Iain ClimieJuly 1st, 2013 at 12:42 pm

Hi Bobby,

Please don’t worry overly about typos (I’ve got out of the Monday morning madness now on this side of the Atlantic) but would be interested in RKCB’s flaws.

There is a Wikipedia entry for byzantine BW which reflects what I remember when I played it – hard work but very effective. It uses key suits and half key suits and I think it could be worth a look.



Bobby WolffJuly 1st, 2013 at 5:27 pm

Hi Iain,

A quick but immediate answer would recognize the following significant flaws with key card Blackwood (KCB).

1. The king of trumps does not measure up to an ace in the following scenarios, yet since KCB cannot distinguish it from an ace, it may present an insoluble problem.

A. When the bidding indicates the key king will be onside.

B. When 12 trumps between the declaring hands are held. (it happened with Bob Hamman & me once at a world championship and we duly reached a grand slam, missing the king).

C. When one opponent has preempted leaving much more room for his partner to hold the king of trumps

2. Having to account for 5 key cards instead of 4 aces restricts the bidding room available to disclose.

3. The defense is enabled by the opponents use of KCB in the following ways.

A. A trump can be led away from the J or, for that matter, even without the jack when the opponents have announced holding both the king and the queen, a lead which is often called for, but often not led for fear of giving the queen away.

B. Good sacrifices can more often be taken against a partnership which has guaranteed holding those key trump honors.

C. Bashing to slam sometimes is great strategy (check bidding contest hands and comments related to them) when forcing their opponents to guess as to whether to bid on (sacrifice) or not.*

*The strategy, in a contested auction where vulnerability suggests a cat and mouse game of saving or not places a great accent on putting pressure on the weaker holding opponents to either take the save or not as against a slam which is bid using KCB in a confident manner.

4. The accidents involving KCB are legendary in important bridge history (my team once probably lost a WC because of one of them) and they come up in sometimes unique ways because of the many more moving parts associated with them, particularly so in contested auctions where their opponents are able to put pressure on the strong hands.

5. While the high-level game is constantly trying to create lesser chances for key card disasters, it doesn’t seem likely that they will succeed to the extent necessary to make KCB anywhere near a must used convention.

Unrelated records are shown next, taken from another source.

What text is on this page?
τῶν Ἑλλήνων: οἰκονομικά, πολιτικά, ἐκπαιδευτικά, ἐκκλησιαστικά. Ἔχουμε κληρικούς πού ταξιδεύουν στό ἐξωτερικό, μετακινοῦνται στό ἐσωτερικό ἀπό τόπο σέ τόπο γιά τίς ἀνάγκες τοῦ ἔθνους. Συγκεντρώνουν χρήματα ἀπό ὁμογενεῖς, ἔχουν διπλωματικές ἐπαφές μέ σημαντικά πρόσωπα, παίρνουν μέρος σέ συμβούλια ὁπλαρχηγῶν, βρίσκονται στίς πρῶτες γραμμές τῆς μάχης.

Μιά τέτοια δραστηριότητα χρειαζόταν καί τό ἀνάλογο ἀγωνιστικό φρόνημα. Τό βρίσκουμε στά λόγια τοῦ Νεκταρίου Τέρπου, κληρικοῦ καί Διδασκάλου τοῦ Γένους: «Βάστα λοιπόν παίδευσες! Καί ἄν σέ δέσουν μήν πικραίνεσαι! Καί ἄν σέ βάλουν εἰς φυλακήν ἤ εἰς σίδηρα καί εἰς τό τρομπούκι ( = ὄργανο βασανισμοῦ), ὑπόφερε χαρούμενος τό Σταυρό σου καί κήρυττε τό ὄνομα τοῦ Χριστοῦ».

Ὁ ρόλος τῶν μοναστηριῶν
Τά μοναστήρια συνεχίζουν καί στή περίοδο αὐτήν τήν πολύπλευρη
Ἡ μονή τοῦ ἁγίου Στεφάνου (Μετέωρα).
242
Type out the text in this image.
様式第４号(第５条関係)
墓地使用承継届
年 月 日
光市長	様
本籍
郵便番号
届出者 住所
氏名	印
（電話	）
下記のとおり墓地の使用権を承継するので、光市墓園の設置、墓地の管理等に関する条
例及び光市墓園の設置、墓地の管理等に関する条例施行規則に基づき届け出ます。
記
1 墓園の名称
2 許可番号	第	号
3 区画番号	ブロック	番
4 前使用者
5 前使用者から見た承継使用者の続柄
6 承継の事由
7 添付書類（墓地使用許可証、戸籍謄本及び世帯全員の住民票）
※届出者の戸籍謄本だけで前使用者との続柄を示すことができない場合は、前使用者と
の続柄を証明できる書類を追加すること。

Summing up, while KCB and other comfort zones such as 5 card majors, 2 over 1 forcing to game, strict rules about cue bidding and in what order, while sometimes creating confidence in what to expect in dummy, often is lacking in what bridge is now and has always been, a game where flair, intuition, and timing strategy in both the bidding and the play tend to make winners win and losers lose, more than any other factor.

Take the psychology and winning strategy out of our high-level game and what is left are the percentages and technical ability which, at least to me, is down the list compared to the former. Sure all the above is worthwhile, but the rank of importance determines the difference. Guessing where cards are, during the bidding and before the opening lead, are extremely important in determining the opening lead and later partnership defense.

The enemy is always listening, whether it be the bidding, the silence, the opening lead, or the tempo and the less they know, the better are the chances for success.

Thanks for the information on Byzantine BW, but hard work suggests having to remember details and therefore accident prone, not perfect for some of the players.

Iain ClimieJuly 1st, 2013 at 5:56 pm

Thanks for this and I’m glad I asked. The point about safe leading from Jx(x) is particularly interesting.